A few months after we had lost contact, I visited home to find a box that she had sent with some seemingly random books, notebooks, and objects that were addressed to my sister and I. Some of the images of my mom and her family are ones she sent in that box, and some are images that I took from a scrapbook she made me years ago. These pictures are the way I picture her, not so much in the way that I last saw her. When I made this work, I was in the process of moving my whole life to move to New York after graduating school, and was grasping at straws to root myself in something familiar. Some words of hers are the scans included in the work. I don’t know who they are addressed to, but I think they were meant for me. The family pictures + her writing are tiny pieces of evidence to show me what she was thinking, who she was then.
DG: Several of your photographs depict your mother and/or sister. Other times you point your camera away—into the landscape, toward some feature, or even at other groups of people. Could you talk more about your choice to show these things?
MM: I love photographing my sister, and my mom is a less willing subject. The people around us were just a part of these memories together. There is humor in documenting others’ sightseeing, they do the same things we did on our trip. They consider their surroundings, take snapshots, point to the landscape around them, corral their children. I see our family in these people.
DG: The premise of the family road trip was one of the things that drew me to your work. Memory-making is seemingly inherent in the act of traveling long-distances by car, sight-seeing along the way. And you mention that these experiences have gone on to provide solace in the wake of your mother’s deteriorating mental health. How do you feel these help “fill in the gaps?”

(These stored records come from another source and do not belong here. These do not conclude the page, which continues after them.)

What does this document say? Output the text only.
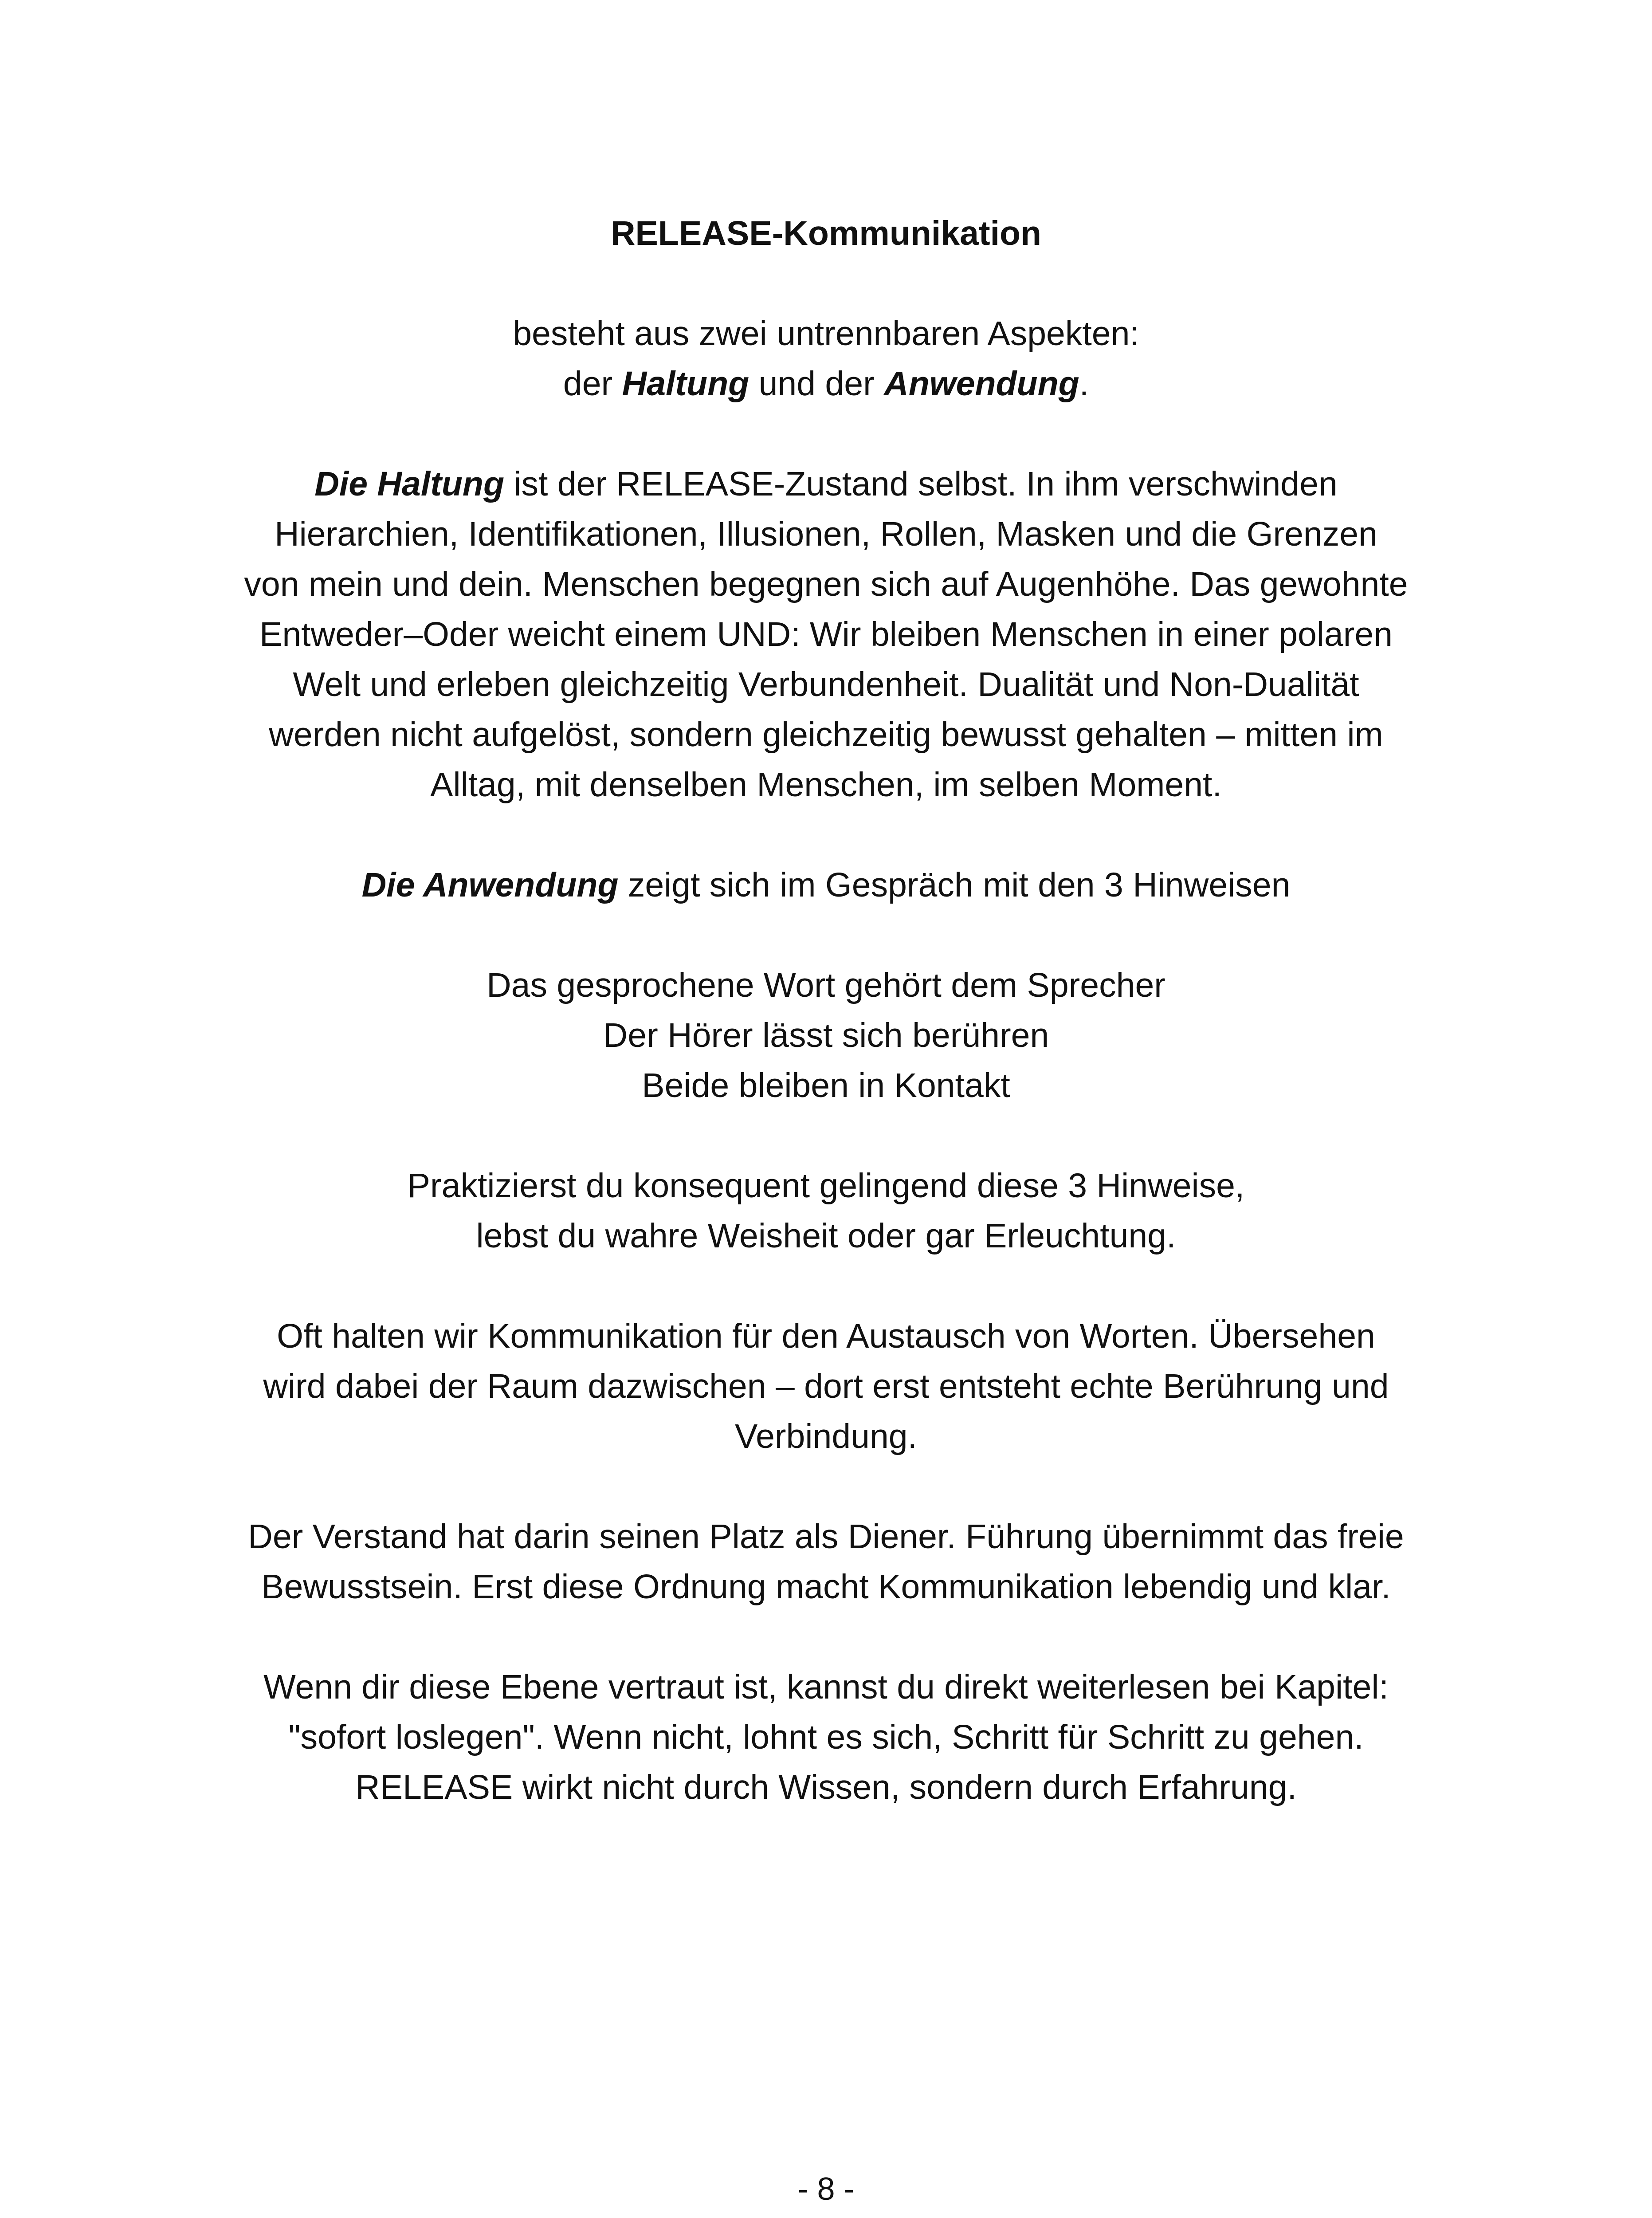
RELEASE-Kommunikation
besteht aus zwei untrennbaren Aspekten:
der Haltung und der Anwendung.
Die Haltung ist der RELEASE-Zustand selbst. In ihm verschwinden
Hierarchien, Identifikationen, Illusionen, Rollen, Masken und die Grenzen
von mein und dein. Menschen begegnen sich auf Augenhöhe. Das gewohnte
Entweder–Oder weicht einem UND: Wir bleiben Menschen in einer polaren
Welt und erleben gleichzeitig Verbundenheit. Dualität und Non-Dualität
werden nicht aufgelöst, sondern gleichzeitig bewusst gehalten – mitten im
Alltag, mit denselben Menschen, im selben Moment.
Die Anwendung zeigt sich im Gespräch mit den 3 Hinweisen
Das gesprochene Wort gehört dem Sprecher
Der Hörer lässt sich berühren
Beide bleiben in Kontakt
Praktizierst du konsequent gelingend diese 3 Hinweise,
lebst du wahre Weisheit oder gar Erleuchtung.
Oft halten wir Kommunikation für den Austausch von Worten. Übersehen
wird dabei der Raum dazwischen – dort erst entsteht echte Berührung und
Verbindung.
Der Verstand hat darin seinen Platz als Diener. Führung übernimmt das freie
Bewusstsein. Erst diese Ordnung macht Kommunikation lebendig und klar.
Wenn dir diese Ebene vertraut ist, kannst du direkt weiterlesen bei Kapitel:
"sofort loslegen". Wenn nicht, lohnt es sich, Schritt für Schritt zu gehen.
RELEASE wirkt nicht durch Wissen, sondern durch Erfahrung.
- 8 -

MM: I’m grateful that we got to take the trip together, it was the last time for a while that I spoke to her. Many of the places we visited are places that my parents used to tell us stories about. Wee drove out of our way to visit Devil’s Tower in Wyoming, where she and my dad spent a summer as park rangers. For me, that was our most special day. I saw her again in the way I remember her when I was little.
The photos I took are good memories, and each image in this work reminds me of the love I have for her. On some days, when I catch myself harboring anger against a person who was suffering from mental health issues, they help ground me and realize the root of that pain. I am alright. My sister is alright. My mother will be alright. They continue to give me hope that I can have that love and trust with her again.